In Baltimore City, there is no such thing as a fair and speedy trial, and part of that is due to assistant state’s attorneys not doing their jobs. At the start of the pandemic, for most hearings on the bail review docket, the state’s case was argued by a single assistant state’s attorney. Prior to each hearing, the assigned assistant state’s attorney reviewed the case. 

This story also appeared in Baltimore Courtwatch

As of June 1, 2021, Baltimore City State’s Attorney Marilyn Mosby changed this policy to have every prosecutor in her office argue their assigned cases at bail review hearings. In October 2021, with COVID-19 restrictions relaxing, a massive backlog of trials hit the court system. Bail review dockets reduced from five to three days a week and the number of missing prosecutors increased dramatically. And prosecutors began missing court dates. 

The State’s Attorney’s Office has not made the changes needed to address this glaring issue, and in testimony before the city council, they even denied that the problem exists. On June 6, 2022, when questioned by the city council about these missing prosecutors, Mosby insisted that an assistant state’s attorney in her office missing a hearing “doesn’t happen” and insisted at most it happened “once, or even twice.” But why are they absent? The truth is because the consequences of these absences fall almost exclusively on defendants. 
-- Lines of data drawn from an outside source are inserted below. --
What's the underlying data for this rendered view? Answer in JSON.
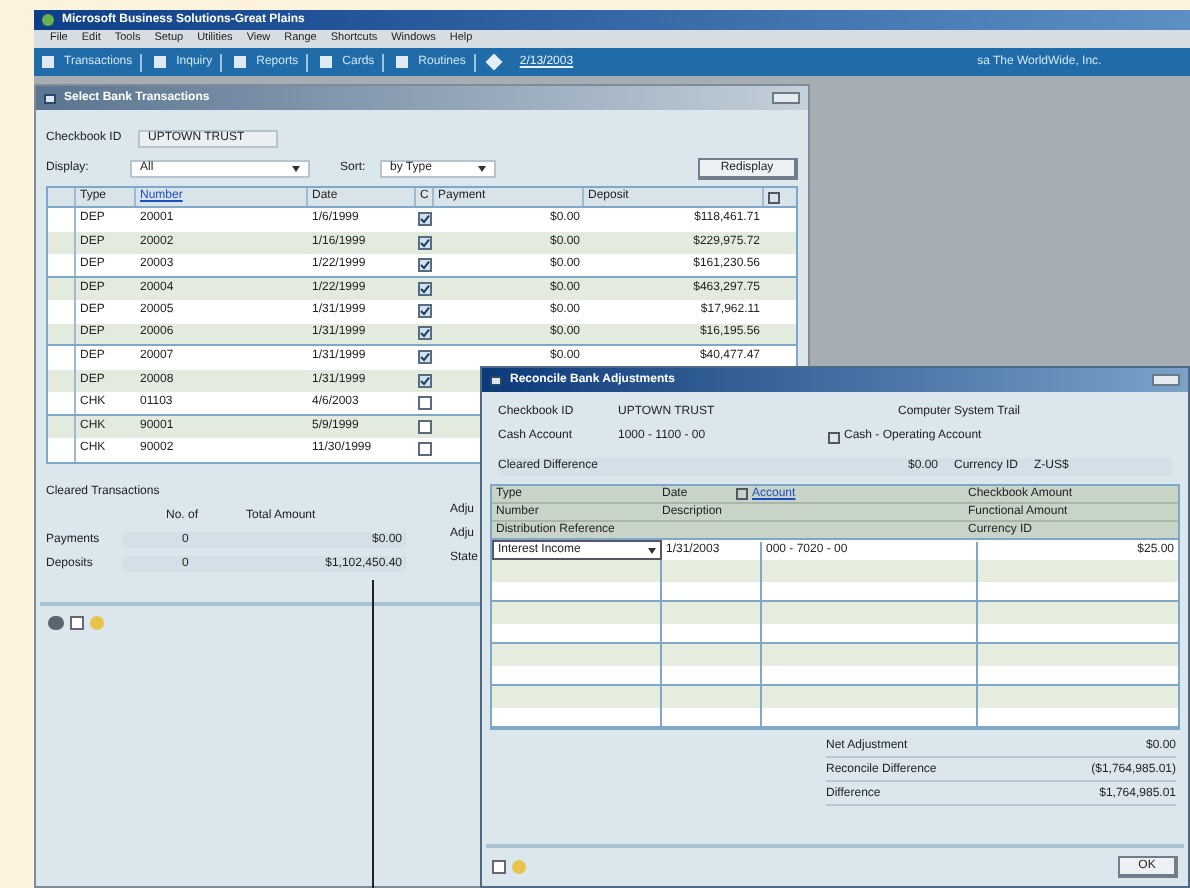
{
  "app": {
    "title": "Microsoft Business Solutions-Great Plains",
    "menu": [
      "File",
      "Edit",
      "Tools",
      "Setup",
      "Utilities",
      "View",
      "Range",
      "Shortcuts",
      "Windows",
      "Help"
    ],
    "toolbar": [
      {
        "label": "Transactions"
      },
      {
        "label": "Inquiry"
      },
      {
        "label": "Reports"
      },
      {
        "label": "Cards"
      },
      {
        "label": "Routines"
      }
    ],
    "date": "2/13/2003",
    "company": "sa  The WorldWide, Inc."
  },
  "select_window": {
    "title": "Select Bank Transactions",
    "checkbook_label": "Checkbook ID",
    "checkbook_value": "UPTOWN TRUST",
    "display_label": "Display:",
    "display_value": "All",
    "sort_label": "Sort:",
    "sort_value": "by Type",
    "redisplay": "Redisplay",
    "columns": [
      "Type",
      "Number",
      "Date",
      "C",
      "Payment",
      "Deposit"
    ],
    "rows": [
      {
        "type": "DEP",
        "number": "20001",
        "date": "1/6/1999",
        "cleared": true,
        "payment": "$0.00",
        "deposit": "$118,461.71"
      },
      {
        "type": "DEP",
        "number": "20002",
        "date": "1/16/1999",
        "cleared": true,
        "payment": "$0.00",
        "deposit": "$229,975.72"
      },
      {
        "type": "DEP",
        "number": "20003",
        "date": "1/22/1999",
        "cleared": true,
        "payment": "$0.00",
        "deposit": "$161,230.56"
      },
      {
        "type": "DEP",
        "number": "20004",
        "date": "1/22/1999",
        "cleared": true,
        "payment": "$0.00",
        "deposit": "$463,297.75"
      },
      {
        "type": "DEP",
        "number": "20005",
        "date": "1/31/1999",
        "cleared": true,
        "payment": "$0.00",
        "deposit": "$17,962.11"
      },
      {
        "type": "DEP",
        "number": "20006",
        "date": "1/31/1999",
        "cleared": true,
        "payment": "$0.00",
        "deposit": "$16,195.56"
      },
      {
        "type": "DEP",
        "number": "20007",
        "date": "1/31/1999",
        "cleared": true,
        "payment": "$0.00",
        "deposit": "$40,477.47"
      },
      {
        "type": "DEP",
        "number": "20008",
        "date": "1/31/1999",
        "cleared": true
      },
      {
        "type": "CHK",
        "number": "01103",
        "date": "4/6/2003",
        "cleared": false
      },
      {
        "type": "CHK",
        "number": "90001",
        "date": "5/9/1999",
        "cleared": false
      },
      {
        "type": "CHK",
        "number": "90002",
        "date": "11/30/1999",
        "cleared": false
      }
    ],
    "cleared_title": "Cleared Transactions",
    "count_header": "No. of",
    "total_header": "Total Amount",
    "totals": [
      {
        "label": "Payments",
        "count": "0",
        "amount": "$0.00"
      },
      {
        "label": "Deposits",
        "count": "0",
        "amount": "$1,102,450.40"
      }
    ],
    "side_labels": [
      "Adju",
      "Adju",
      "State"
    ]
  },
  "adjust_dialog": {
    "title": "Reconcile Bank Adjustments",
    "checkbook_label": "Checkbook ID",
    "checkbook_value": "UPTOWN TRUST",
    "trail": "Computer System Trail",
    "cash_label": "Cash Account",
    "cash_value": "1000 - 1100 - 00",
    "cash_desc": "Cash - Operating Account",
    "cleared_label": "Cleared Difference",
    "cleared_value": "$0.00",
    "currency_label": "Currency ID",
    "currency_value": "Z-US$",
    "header": {
      "type": "Type",
      "date": "Date",
      "account": "Account",
      "checkbook_amount": "Checkbook Amount",
      "number": "Number",
      "description": "Description",
      "functional_amount": "Functional Amount",
      "reference": "Distribution Reference",
      "currency": "Currency ID"
    },
    "entry": {
      "type": "Interest Income",
      "date": "1/31/2003",
      "account": "000 - 7020 - 00",
      "amount": "$25.00"
    },
    "summary": [
      {
        "label": "Net Adjustment",
        "value": "$0.00"
      },
      {
        "label": "Reconcile Difference",
        "value": "($1,764,985.01)"
      },
      {
        "label": "Difference",
        "value": "$1,764,985.01"
      }
    ],
    "ok": "OK"
  }
}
Also in June, Baltimore Courtwatch began collecting data on whether the assigned assistant state’s attorney was missing when a case was called, or if another prosecutor had to fill in at the last minute. Since then, Courtwatch has collected data from169 hearings on this question. Of those 169 hearings, 12 had no prosecutor present at all, and 11 had a prosecutor unfamiliar to the case filling in at the last minute, for a total of 23 hearings (more than 13 percent of the hearings during that time frame). In five of those 11 hearings, a prosecutor who knew nothing of the case until moments before the hearing began argued for the defendant to be held in jail without bond. We are often told that those being held are too dangerous to release, but even with little to no information, prosecutors often default to caging people.

This is all the more egregious because the State’s Attorney’s Office often requests that people be held without bond in cases they end up dropping. In the Baltimore Action Legal Team’s 2019 study of district court bail review cases, 70 percent of cases in which a defendant was held for some of their pretrial period ended in all charges being dropped. Multiple studies have shown that the longer the incarceration, the more likely innocent people are to take plea deals, just to get out of jail to try to stop the spiral of trauma created by pretrial incarceration. Absent prosecutors delay this arduous process even more: by not attending hearings and then later choosing to drop charges, prosecutors keep people in jail for no reason for extended periods of time.

When no prosecutor appears, there are multiple paths a bail hearing can take. According to stated orders from the Circuit Court Judge In Charge of the Criminal Division Melissa Phinn, cases are to be heard immediately without an argument from the state. Despite this directive, there are dockets where an assistant state’s attorney present for another case will step in and argue based solely on a hurried reading of the Statement of Probable Cause. Some judges allow this, and others immediately postpone the case. A limited few will do as Phinn instructed, and hear the case without a prosecutor present. In these cases, judges often make the state’s argument for them, and hold people without bail.

In many workplaces, not showing up to do a job as scheduled is grounds for termination; in the State’s Attorney’s Office, it appears to occur without consequence. Meanwhile, if a case is postponed, it often takes weeks to be placed on another bail review docket. 

Delays caused by the State’s Attorney’s Office policy result in longer suffering for families. This is happening at the same time that poverty and homelessness are becoming increasingly criminalized throughout the U.S. The longer a person is jailed, the more likely they are to lose their employment. People incarcerated are often financially supporting their families. According to a report published by the federal judiciary system, many people who are held pretrial have unstable housing to begin with, and even a short jail stay worsens this predicament. 

Prosecutors are public servants whose salaries are paid by the public, and that includes the people they prosecute and the families and communities impacted by mass incarceration. When those prosecutors miss court appearances, it directly harms people who are jailed pretrial. Missing prosecutors extend the effects of pretrial incarceration—physical and mental healthcare are withheld, people are unable to maintain housing and jobs, and individuals and families continue to be traumatized. 

The different standards for prosecutors and people incarcerated is a question of whose life matters to the criminal punishment system. Whether the assistant state’s attorney is missing due to scheduling issues—such as being in trial, health reasons, or sheer negligence—the devastating impact on those individuals being detained creates a ripple of trauma through families and communities in Baltimore.